American Superconductor (AMSC) and the Tennessee Valley Authority (TVA), the largest public power provider in the U.S., have announced the start of production of two 12 megaVAR (MVAR) SuperVAR dynamic synchronous condensers. When the first of these machines ships the first of the two machines in late 2006, the superconductor community will at last be able to point to a high temperature superconductor (HTS) device installed as part of a permanent electrical power system.

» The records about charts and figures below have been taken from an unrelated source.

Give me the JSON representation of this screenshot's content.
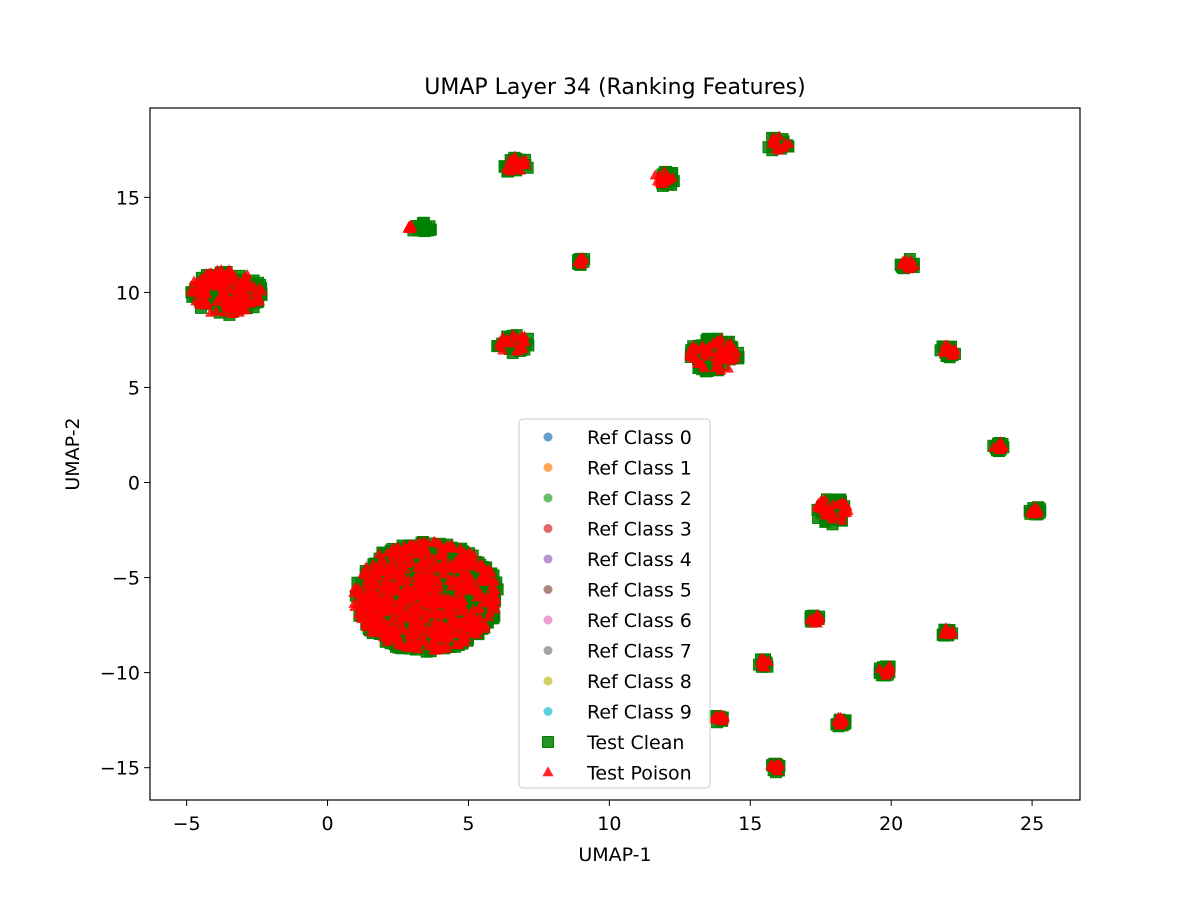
{
  "chart_data": {
    "type": "scatter",
    "title": "UMAP Layer 34 (Ranking Features)",
    "xlabel": "UMAP-1",
    "ylabel": "UMAP-2",
    "xlim": [
      -6.3,
      26.7
    ],
    "ylim": [
      -16.7,
      19.7
    ],
    "xticks": [
      -5,
      0,
      5,
      10,
      15,
      20,
      25
    ],
    "yticks": [
      -15,
      -10,
      -5,
      0,
      5,
      10,
      15
    ],
    "xtick_labels": [
      "−5",
      "0",
      "5",
      "10",
      "15",
      "20",
      "25"
    ],
    "ytick_labels": [
      "−15",
      "−10",
      "−5",
      "0",
      "5",
      "10",
      "15"
    ],
    "legend": {
      "placement": "lower center",
      "entries": [
        {
          "label": "Ref Class 0",
          "marker": "circle",
          "color": "#1f77b4"
        },
        {
          "label": "Ref Class 1",
          "marker": "circle",
          "color": "#ff7f0e"
        },
        {
          "label": "Ref Class 2",
          "marker": "circle",
          "color": "#2ca02c"
        },
        {
          "label": "Ref Class 3",
          "marker": "circle",
          "color": "#d62728"
        },
        {
          "label": "Ref Class 4",
          "marker": "circle",
          "color": "#9467bd"
        },
        {
          "label": "Ref Class 5",
          "marker": "circle",
          "color": "#8c564b"
        },
        {
          "label": "Ref Class 6",
          "marker": "circle",
          "color": "#e377c2"
        },
        {
          "label": "Ref Class 7",
          "marker": "circle",
          "color": "#7f7f7f"
        },
        {
          "label": "Ref Class 8",
          "marker": "circle",
          "color": "#bcbd22"
        },
        {
          "label": "Ref Class 9",
          "marker": "circle",
          "color": "#17becf"
        },
        {
          "label": "Test Clean",
          "marker": "square",
          "color": "#008000"
        },
        {
          "label": "Test Poison",
          "marker": "triangle",
          "color": "#ff0000"
        }
      ]
    },
    "series": [
      {
        "name": "Test Clean",
        "marker": "square",
        "color": "#008000",
        "clusters": [
          {
            "cx": -3.6,
            "cy": 10.0,
            "rx": 1.3,
            "ry": 1.2
          },
          {
            "cx": 3.5,
            "cy": -6.0,
            "rx": 2.6,
            "ry": 2.9
          },
          {
            "cx": 6.7,
            "cy": 16.7,
            "rx": 0.45,
            "ry": 0.5
          },
          {
            "cx": 12.0,
            "cy": 16.0,
            "rx": 0.4,
            "ry": 0.45
          },
          {
            "cx": 16.0,
            "cy": 17.8,
            "rx": 0.4,
            "ry": 0.4
          },
          {
            "cx": 3.3,
            "cy": 13.4,
            "rx": 0.45,
            "ry": 0.3
          },
          {
            "cx": 9.0,
            "cy": 11.6,
            "rx": 0.15,
            "ry": 0.25
          },
          {
            "cx": 20.6,
            "cy": 11.5,
            "rx": 0.3,
            "ry": 0.3
          },
          {
            "cx": 6.6,
            "cy": 7.3,
            "rx": 0.6,
            "ry": 0.5
          },
          {
            "cx": 13.7,
            "cy": 6.7,
            "rx": 0.9,
            "ry": 0.9
          },
          {
            "cx": 22.0,
            "cy": 6.9,
            "rx": 0.35,
            "ry": 0.35
          },
          {
            "cx": 23.8,
            "cy": 1.9,
            "rx": 0.2,
            "ry": 0.25
          },
          {
            "cx": 17.9,
            "cy": -1.5,
            "rx": 0.6,
            "ry": 0.7
          },
          {
            "cx": 25.1,
            "cy": -1.5,
            "rx": 0.2,
            "ry": 0.25
          },
          {
            "cx": 17.3,
            "cy": -7.2,
            "rx": 0.2,
            "ry": 0.25
          },
          {
            "cx": 22.0,
            "cy": -7.9,
            "rx": 0.2,
            "ry": 0.25
          },
          {
            "cx": 15.5,
            "cy": -9.5,
            "rx": 0.2,
            "ry": 0.25
          },
          {
            "cx": 19.8,
            "cy": -9.9,
            "rx": 0.25,
            "ry": 0.3
          },
          {
            "cx": 13.9,
            "cy": -12.4,
            "rx": 0.2,
            "ry": 0.25
          },
          {
            "cx": 18.2,
            "cy": -12.6,
            "rx": 0.2,
            "ry": 0.25
          },
          {
            "cx": 15.9,
            "cy": -15.0,
            "rx": 0.2,
            "ry": 0.25
          }
        ]
      },
      {
        "name": "Test Poison",
        "marker": "triangle",
        "color": "#ff0000",
        "clusters": [
          {
            "cx": -3.6,
            "cy": 10.0,
            "rx": 1.3,
            "ry": 1.2
          },
          {
            "cx": 3.5,
            "cy": -6.0,
            "rx": 2.6,
            "ry": 2.9
          },
          {
            "cx": 6.7,
            "cy": 16.7,
            "rx": 0.45,
            "ry": 0.5
          },
          {
            "cx": 12.0,
            "cy": 16.0,
            "rx": 0.4,
            "ry": 0.45
          },
          {
            "cx": 16.0,
            "cy": 17.8,
            "rx": 0.4,
            "ry": 0.4
          },
          {
            "cx": 2.9,
            "cy": 13.4,
            "rx": 0.1,
            "ry": 0.1
          },
          {
            "cx": 9.0,
            "cy": 11.6,
            "rx": 0.15,
            "ry": 0.25
          },
          {
            "cx": 20.6,
            "cy": 11.5,
            "rx": 0.3,
            "ry": 0.3
          },
          {
            "cx": 6.6,
            "cy": 7.3,
            "rx": 0.6,
            "ry": 0.5
          },
          {
            "cx": 13.7,
            "cy": 6.7,
            "rx": 0.9,
            "ry": 0.9
          },
          {
            "cx": 22.0,
            "cy": 6.9,
            "rx": 0.35,
            "ry": 0.35
          },
          {
            "cx": 23.8,
            "cy": 1.9,
            "rx": 0.2,
            "ry": 0.25
          },
          {
            "cx": 17.9,
            "cy": -1.5,
            "rx": 0.6,
            "ry": 0.7
          },
          {
            "cx": 25.1,
            "cy": -1.5,
            "rx": 0.2,
            "ry": 0.25
          },
          {
            "cx": 17.3,
            "cy": -7.2,
            "rx": 0.2,
            "ry": 0.25
          },
          {
            "cx": 22.0,
            "cy": -7.9,
            "rx": 0.2,
            "ry": 0.25
          },
          {
            "cx": 15.5,
            "cy": -9.5,
            "rx": 0.2,
            "ry": 0.25
          },
          {
            "cx": 19.8,
            "cy": -9.9,
            "rx": 0.25,
            "ry": 0.3
          },
          {
            "cx": 13.9,
            "cy": -12.4,
            "rx": 0.2,
            "ry": 0.25
          },
          {
            "cx": 18.2,
            "cy": -12.6,
            "rx": 0.2,
            "ry": 0.25
          },
          {
            "cx": 15.9,
            "cy": -15.0,
            "rx": 0.2,
            "ry": 0.25
          }
        ]
      }
    ]
  }
}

The SuperVAR is designed to stabilize grid voltages and increase service reliability, and can help maximize transmission capacity. The device, which is effectively a superconducting electric motor designed to provide reactive power (VARs) to a power grid, is one of several tools in the toolbox of flexible AC transmission system (FACTS) technologies. FACTS is seen by engineers as key to meeting electric power delivery, reliability, and quality requirements for the nation’s aging grid. They are also seen as essential tools for integrating distributed and renewable energy generation into power systems.
TVA’s decision to take on the 12MVAR machines follows extensive testing of the prototype DSC on a 13.8kilovolt circuit serving a 50MVA steel mill operated by the Hoeganaes Corporation. Since it was first synchronized with the grid in January 2005, the device has reportedly operated successfully through over five million voltage sags and surges.
While propriety between partners can sometimes obscure a darker truth, it appears that Hoeganaes was a solid success, technically speaking, and that the additional devices were indeed not ordered as further proof technology and functionality. Mike Ingram, Senior Manager of Transmission Technologies at TVA told Superconductor Week the devices on order “will solve a real problem on our system.”
At 12MVAR, the two systems commissioned by TVA will each be rated 33% higher than the 8MVAR prototype, and will include a number of technology and engineering improvements. With commercial applications typically calling for systems in the 50 to 150MVAR range, the 12MVAR DSCs will still be far smaller than the large-scale devices sought for most commercial applications.
Scaling these machines to larger power ratings will likely involve real technical challenges, and whether the commercial rewards to such risks are worthwhile remains to be seen. However, in addition to reaching a broader market, AMSC expects larger machines to cost less in terms of cost per kVAR, making them more competitive with other solutions such as STATCOM.
With luck, the SuperVAR could provide AMSC with a real commercial (rather than R&D) driver for HTS wire demand, helping to generate the long-awaited economies of scale that could bring HTS wire costs closer to targets set by the DOE and others. We covered some cost and technical details in Superconductor Week issue 2002, and provide an analysis in a forthcoming issue of how the SuperVAR fits in terms of functionality and economics within the FACTS market. Regarding FACTS in general, one expert was unambiguous about the future: “The market will grow, and trends both in energy generation and in consumption will push that growth.”